Quantum Effects in Biology

  • The audience and panel discuss whether quantum effects play a functional role in biological systems.
    • Manolis Kellis suggests oxidative phosphorylation in mitochondria as a candidate, and mentions that quantum effects in olfaction (the sense of smell) have been proposed and have some experimental support.
    • Jacob notes that quantum biology is a legitimate field, but cautions against invoking quantum mechanics merely because a biological system is poorly understood. The cases where quantum effects are genuinely exploited in biology are specific and limited.
    • The audience discusses microtubules in neurons as a proposed site of quantum effects related to consciousness, but Jacob’s position is that even if true, this would not address the hard problem.

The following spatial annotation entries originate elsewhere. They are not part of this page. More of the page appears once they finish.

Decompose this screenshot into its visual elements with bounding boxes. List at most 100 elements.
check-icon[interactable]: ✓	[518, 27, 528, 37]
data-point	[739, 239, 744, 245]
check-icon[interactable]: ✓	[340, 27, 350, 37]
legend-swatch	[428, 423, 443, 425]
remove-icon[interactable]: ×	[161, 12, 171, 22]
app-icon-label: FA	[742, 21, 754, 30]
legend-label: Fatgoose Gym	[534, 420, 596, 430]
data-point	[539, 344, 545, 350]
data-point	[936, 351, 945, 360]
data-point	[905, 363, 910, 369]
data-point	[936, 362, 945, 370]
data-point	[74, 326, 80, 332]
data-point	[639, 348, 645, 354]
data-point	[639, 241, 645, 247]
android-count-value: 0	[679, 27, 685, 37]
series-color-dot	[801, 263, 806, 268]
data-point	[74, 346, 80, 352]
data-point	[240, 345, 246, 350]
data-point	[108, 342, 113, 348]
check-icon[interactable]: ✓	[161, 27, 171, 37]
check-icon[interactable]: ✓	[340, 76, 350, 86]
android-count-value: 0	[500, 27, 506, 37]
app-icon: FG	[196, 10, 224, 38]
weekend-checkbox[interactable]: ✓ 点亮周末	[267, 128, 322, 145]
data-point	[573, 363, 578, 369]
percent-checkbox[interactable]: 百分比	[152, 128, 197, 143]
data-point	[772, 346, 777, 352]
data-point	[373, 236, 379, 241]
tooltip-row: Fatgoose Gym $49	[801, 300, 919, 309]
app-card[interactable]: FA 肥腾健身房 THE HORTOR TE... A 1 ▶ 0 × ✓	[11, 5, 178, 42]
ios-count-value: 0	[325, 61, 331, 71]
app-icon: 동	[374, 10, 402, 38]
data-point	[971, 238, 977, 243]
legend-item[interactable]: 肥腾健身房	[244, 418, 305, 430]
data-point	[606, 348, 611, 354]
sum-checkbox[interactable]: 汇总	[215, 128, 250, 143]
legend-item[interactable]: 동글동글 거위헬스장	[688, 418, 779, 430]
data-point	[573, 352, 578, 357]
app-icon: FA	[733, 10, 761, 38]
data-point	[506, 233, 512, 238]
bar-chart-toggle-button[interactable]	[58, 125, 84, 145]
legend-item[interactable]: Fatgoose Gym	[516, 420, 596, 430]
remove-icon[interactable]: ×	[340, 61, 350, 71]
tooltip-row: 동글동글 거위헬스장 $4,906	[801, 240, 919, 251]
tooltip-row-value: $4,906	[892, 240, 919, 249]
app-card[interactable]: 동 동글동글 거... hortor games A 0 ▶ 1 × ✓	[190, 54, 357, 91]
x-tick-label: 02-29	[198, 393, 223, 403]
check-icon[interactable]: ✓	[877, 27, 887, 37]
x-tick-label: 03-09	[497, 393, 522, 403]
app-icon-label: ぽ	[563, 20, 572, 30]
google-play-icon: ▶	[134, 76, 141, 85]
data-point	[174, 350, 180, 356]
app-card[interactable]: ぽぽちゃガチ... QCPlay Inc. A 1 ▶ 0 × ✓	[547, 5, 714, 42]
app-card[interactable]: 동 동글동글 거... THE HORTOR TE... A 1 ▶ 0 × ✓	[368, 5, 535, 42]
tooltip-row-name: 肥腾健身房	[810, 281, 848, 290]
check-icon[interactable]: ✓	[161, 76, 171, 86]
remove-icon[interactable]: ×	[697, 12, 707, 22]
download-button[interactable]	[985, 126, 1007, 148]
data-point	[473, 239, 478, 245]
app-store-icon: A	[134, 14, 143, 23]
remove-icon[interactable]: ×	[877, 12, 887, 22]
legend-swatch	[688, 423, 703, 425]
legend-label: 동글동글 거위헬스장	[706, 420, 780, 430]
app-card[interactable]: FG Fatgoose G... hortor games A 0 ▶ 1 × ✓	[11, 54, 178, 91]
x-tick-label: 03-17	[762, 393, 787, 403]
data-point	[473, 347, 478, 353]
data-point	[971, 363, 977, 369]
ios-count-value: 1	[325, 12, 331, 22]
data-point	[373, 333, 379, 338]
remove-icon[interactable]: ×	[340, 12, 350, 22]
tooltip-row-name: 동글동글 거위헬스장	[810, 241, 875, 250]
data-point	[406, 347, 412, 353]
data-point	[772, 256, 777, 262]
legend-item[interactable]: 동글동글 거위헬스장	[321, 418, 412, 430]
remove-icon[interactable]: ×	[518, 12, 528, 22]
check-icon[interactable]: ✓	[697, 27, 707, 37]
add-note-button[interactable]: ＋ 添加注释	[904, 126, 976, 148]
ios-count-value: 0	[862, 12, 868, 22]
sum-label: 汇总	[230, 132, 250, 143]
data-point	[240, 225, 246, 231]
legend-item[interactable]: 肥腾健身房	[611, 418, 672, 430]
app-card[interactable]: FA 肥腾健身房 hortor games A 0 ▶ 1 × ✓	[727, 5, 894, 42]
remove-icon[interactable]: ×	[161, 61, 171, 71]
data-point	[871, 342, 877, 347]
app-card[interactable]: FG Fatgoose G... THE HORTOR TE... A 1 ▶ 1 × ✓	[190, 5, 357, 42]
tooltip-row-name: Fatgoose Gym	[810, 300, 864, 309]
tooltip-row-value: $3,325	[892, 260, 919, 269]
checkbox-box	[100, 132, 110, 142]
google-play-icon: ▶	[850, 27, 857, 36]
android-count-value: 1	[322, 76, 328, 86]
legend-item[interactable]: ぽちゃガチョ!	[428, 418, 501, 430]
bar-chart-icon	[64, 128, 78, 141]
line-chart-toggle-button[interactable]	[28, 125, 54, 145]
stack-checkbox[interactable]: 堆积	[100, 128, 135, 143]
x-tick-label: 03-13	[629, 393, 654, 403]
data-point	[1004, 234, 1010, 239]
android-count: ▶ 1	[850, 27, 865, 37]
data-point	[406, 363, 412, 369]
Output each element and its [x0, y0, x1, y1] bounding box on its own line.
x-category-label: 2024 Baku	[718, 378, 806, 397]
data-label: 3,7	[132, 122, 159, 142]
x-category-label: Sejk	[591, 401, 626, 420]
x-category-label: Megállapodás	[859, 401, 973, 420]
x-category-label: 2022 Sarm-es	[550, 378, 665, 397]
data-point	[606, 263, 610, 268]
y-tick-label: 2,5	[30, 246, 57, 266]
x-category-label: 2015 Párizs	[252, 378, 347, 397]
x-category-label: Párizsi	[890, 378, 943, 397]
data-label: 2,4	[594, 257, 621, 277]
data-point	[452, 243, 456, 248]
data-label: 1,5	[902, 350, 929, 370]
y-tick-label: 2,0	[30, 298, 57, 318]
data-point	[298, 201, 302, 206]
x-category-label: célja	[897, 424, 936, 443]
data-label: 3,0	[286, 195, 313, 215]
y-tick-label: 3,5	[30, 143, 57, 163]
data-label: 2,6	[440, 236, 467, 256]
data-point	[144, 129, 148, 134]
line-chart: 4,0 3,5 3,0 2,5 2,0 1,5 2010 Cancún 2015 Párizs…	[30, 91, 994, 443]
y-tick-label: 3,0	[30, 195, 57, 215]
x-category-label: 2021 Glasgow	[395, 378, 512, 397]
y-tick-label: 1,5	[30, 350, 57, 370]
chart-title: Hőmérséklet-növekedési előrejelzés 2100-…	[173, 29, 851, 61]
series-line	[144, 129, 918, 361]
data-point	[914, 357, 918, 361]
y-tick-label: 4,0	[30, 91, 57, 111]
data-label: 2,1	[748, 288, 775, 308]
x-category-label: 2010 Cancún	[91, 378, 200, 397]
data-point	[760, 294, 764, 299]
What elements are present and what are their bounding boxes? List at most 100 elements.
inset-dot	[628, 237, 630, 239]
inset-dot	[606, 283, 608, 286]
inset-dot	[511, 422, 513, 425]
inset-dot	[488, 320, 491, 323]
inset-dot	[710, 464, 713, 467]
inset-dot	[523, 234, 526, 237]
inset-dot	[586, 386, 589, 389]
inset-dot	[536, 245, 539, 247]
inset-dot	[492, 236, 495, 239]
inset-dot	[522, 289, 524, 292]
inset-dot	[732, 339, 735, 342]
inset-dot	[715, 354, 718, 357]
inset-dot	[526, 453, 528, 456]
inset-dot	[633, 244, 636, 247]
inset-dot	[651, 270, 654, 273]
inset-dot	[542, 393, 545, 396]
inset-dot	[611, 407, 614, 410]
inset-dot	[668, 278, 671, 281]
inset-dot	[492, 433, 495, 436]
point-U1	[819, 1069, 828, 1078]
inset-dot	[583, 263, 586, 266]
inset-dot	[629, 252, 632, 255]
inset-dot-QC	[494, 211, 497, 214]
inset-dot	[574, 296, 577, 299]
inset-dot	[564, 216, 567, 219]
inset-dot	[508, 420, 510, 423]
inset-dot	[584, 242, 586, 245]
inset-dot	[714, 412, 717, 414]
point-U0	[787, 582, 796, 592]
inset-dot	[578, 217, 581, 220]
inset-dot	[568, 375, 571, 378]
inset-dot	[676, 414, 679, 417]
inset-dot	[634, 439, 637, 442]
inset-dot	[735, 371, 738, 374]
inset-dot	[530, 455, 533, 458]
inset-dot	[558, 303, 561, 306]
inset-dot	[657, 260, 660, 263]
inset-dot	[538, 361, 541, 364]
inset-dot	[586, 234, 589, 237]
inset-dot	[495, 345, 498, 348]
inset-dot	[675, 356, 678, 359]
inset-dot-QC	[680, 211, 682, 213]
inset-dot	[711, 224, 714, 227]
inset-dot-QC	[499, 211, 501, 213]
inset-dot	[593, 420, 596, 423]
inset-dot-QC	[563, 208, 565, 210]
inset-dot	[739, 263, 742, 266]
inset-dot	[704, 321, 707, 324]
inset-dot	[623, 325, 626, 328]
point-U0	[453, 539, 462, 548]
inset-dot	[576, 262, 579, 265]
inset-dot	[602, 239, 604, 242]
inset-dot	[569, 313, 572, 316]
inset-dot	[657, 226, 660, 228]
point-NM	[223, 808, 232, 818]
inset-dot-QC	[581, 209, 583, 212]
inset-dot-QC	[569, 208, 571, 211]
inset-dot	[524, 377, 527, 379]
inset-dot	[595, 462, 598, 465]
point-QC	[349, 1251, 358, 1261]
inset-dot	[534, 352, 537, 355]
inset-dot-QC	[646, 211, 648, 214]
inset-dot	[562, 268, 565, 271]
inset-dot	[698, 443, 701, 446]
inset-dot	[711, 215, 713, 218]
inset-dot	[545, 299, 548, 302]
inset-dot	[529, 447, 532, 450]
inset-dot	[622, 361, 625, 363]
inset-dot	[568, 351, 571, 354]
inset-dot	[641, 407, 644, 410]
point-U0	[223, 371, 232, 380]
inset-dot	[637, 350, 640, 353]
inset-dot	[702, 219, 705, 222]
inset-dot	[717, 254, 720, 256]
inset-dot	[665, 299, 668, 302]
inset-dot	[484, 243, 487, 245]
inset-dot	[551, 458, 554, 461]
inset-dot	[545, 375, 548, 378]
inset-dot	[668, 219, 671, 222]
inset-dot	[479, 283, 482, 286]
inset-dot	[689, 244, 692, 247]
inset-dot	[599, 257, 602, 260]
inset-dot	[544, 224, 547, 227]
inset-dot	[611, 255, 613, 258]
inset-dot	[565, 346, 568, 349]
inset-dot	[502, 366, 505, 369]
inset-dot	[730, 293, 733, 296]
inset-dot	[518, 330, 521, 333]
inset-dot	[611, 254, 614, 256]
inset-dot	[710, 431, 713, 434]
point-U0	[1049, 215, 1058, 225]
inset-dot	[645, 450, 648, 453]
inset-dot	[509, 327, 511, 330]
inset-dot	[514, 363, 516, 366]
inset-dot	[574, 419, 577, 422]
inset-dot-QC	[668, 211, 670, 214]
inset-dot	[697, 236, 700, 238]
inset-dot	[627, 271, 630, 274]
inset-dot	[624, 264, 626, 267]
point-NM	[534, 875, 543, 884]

The Historical Shift Away from Foundations

  • Jacob laments that physics departments no longer engage in the kind of foundational, philosophical discussion that was common in the early 20th century.
    • In the 1920s–1940s, physicists like Bohr, Heisenberg, Einstein, and Schrödinger were deeply engaged with philosophy—with the Vienna Circle, with Kant, with positivism. They argued about the interpretation of quantum theory as part of doing physics.
    • After World War II, the center of physics shifted to America, and the culture changed: increased funding and pressure to produce practical results made philosophical discussion seem like a luxury. The result is that most physicists today are not trained to think about foundations, and the field is the poorer for it.
    • Jacob argues that the underfunding of quantum foundations and philosophy of physics is a mistake, given how many foundational insights (decoherence, entanglement, no-cloning, etc.) have turned out to be essential for modern quantum technologies.

Weak Measurements

  • Weak measurements are a protocol in which a very gentle interaction with a quantum system extracts minimal information about it, avoiding the full “projective collapse” of standard measurements.
    • The protocol requires many identically prepared copies of a system (e.g., 10,000), each measured very gently. The aggregate data yields a number (a matrix element of a self-adjoint operator), but the physical meaning of this number is disputed.
    • Jacob notes that while the experimental protocol is real and the number has mathematical significance, what it tells us about the physical system is murky and essentially philosophical.